Я принес справку матери, отдела ее, а сам стал смотреть телевизор. Показывали какую-то очередную ересь, сосредоточиться на том, что показывали, было невозможно, да и в голове мысли путались, как стадо баранов.
Тем временем моя мать вооружилась ручкой и колдовала над моей справкой. Я с интересом наблюдал за ее манипуляциями, она там что-то написала, и дала справку мне.
- Смотри: тут написано, что ты лег в больницу двадцатого. Правильно? - спросила меня мать.
- Правильно.
- Теперь посмотри на число, когда тебя выписали.
Я посмотрел, и на справке черным по белому было написано, что выписали меня пятнадцатого.
- А какое сегодня число? - очумело спросил я.
- Сегодня, слава богу, тринадцатое. - Ответила мать, а потом пояснила: - Там было написано, что тебя выписали первого, я подставила после единички пятерку, - вышло, что тебя выписали пятнадцатого. Поэтому если хочешь вернуться в училище, - завтра я тебя посажу на поезд, за сутки ты доберешься до места и скажешь там, что тебя только что выписали. Да смотри никому не проболтайся, что был дома. Зачем тебе лишние неприятности.
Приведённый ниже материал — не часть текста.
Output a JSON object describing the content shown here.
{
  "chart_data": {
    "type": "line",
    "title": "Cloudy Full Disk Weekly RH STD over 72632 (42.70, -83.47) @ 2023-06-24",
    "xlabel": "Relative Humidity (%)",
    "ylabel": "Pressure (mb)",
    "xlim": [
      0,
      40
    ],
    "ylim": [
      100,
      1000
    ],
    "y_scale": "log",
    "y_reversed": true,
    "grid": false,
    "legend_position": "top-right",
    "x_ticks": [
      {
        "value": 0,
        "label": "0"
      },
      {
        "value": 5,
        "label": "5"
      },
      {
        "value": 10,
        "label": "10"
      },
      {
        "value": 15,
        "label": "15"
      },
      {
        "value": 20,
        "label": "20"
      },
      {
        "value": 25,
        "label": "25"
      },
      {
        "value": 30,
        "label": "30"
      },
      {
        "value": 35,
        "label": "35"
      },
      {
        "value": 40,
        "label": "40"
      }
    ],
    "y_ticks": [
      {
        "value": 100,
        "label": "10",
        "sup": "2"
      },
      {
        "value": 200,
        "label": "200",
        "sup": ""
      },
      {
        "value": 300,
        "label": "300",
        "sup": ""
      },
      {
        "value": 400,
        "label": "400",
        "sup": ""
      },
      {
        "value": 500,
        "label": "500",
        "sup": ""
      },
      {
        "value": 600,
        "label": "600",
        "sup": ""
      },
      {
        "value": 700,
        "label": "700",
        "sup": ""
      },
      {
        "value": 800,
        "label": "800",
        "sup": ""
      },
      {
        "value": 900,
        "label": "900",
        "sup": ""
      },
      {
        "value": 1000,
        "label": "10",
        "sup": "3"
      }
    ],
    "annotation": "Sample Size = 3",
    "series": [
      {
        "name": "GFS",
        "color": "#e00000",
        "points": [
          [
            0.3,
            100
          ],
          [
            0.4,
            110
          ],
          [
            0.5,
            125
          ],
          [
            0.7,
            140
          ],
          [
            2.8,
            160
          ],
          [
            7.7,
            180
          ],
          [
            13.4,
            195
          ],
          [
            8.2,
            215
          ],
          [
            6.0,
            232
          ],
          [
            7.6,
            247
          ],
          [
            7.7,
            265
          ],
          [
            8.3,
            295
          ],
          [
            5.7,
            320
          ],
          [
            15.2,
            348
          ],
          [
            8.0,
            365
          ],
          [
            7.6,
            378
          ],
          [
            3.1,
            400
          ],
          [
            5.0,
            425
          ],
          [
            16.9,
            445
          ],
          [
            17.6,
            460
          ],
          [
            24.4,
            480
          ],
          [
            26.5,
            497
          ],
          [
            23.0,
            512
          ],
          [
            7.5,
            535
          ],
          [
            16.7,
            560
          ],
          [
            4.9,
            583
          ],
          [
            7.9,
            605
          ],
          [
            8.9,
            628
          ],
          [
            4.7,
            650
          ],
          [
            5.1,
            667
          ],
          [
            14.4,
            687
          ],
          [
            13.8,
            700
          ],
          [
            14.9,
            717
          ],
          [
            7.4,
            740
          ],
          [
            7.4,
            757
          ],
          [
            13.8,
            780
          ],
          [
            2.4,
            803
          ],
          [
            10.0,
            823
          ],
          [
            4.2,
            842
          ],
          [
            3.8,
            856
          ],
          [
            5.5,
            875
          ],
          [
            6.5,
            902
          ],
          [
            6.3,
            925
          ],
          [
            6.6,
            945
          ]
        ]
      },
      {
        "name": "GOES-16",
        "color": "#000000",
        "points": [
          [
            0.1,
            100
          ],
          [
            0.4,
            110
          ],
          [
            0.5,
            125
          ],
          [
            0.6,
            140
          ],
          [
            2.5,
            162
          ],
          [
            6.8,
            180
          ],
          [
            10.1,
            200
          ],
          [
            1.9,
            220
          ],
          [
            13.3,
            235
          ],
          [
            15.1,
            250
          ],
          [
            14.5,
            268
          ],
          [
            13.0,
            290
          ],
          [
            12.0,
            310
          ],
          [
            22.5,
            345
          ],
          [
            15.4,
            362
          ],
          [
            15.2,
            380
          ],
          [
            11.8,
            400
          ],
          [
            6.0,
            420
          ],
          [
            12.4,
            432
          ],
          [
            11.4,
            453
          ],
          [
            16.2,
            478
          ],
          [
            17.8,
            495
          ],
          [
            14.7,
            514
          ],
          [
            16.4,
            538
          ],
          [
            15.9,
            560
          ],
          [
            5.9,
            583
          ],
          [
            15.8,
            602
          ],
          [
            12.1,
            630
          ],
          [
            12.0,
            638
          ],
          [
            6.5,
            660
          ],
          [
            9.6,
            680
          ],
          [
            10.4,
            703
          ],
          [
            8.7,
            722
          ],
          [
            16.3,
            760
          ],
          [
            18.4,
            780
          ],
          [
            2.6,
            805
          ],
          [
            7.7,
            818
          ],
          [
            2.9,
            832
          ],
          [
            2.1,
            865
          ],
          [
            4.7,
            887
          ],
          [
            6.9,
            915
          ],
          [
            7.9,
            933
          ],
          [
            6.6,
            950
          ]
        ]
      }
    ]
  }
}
Тоска, как черная туча, как-то незаметно в процессе разговора постепенно улетучилась из моей души и я чувствовал, что мать во много права и мне все-таки нужно возвращаться в КМУ и постараться его, во что бы то ни стало закончить.
Меньше чем через сутки я уже сидел в поезде, и уныло глядя в окно на пробегающие мимо меня столбы, думал о том, что ждало меня впереди. А ничего хорошего впереди не ожидалось. Приходилось рассчитывать лишь на везение, да на то, что скоро Новый год, а потом я попаду домой в отпуск. Для себя я не мог найти ни слова утешения или объяснения того, что происходило со всеми нами. Это выходило за рамки моего понимания жизни. Меня не так воспитывали, не то говорили в школе и по телевизору, об этом не писали в газетах. Получалось, что все, что мне говорили, было неправдой, ложью. Большой и красивой иллюзией. Сказкой для дураков. И я был одним из обманутых дураков, которых воспитывали в духе несуществующих идеалов.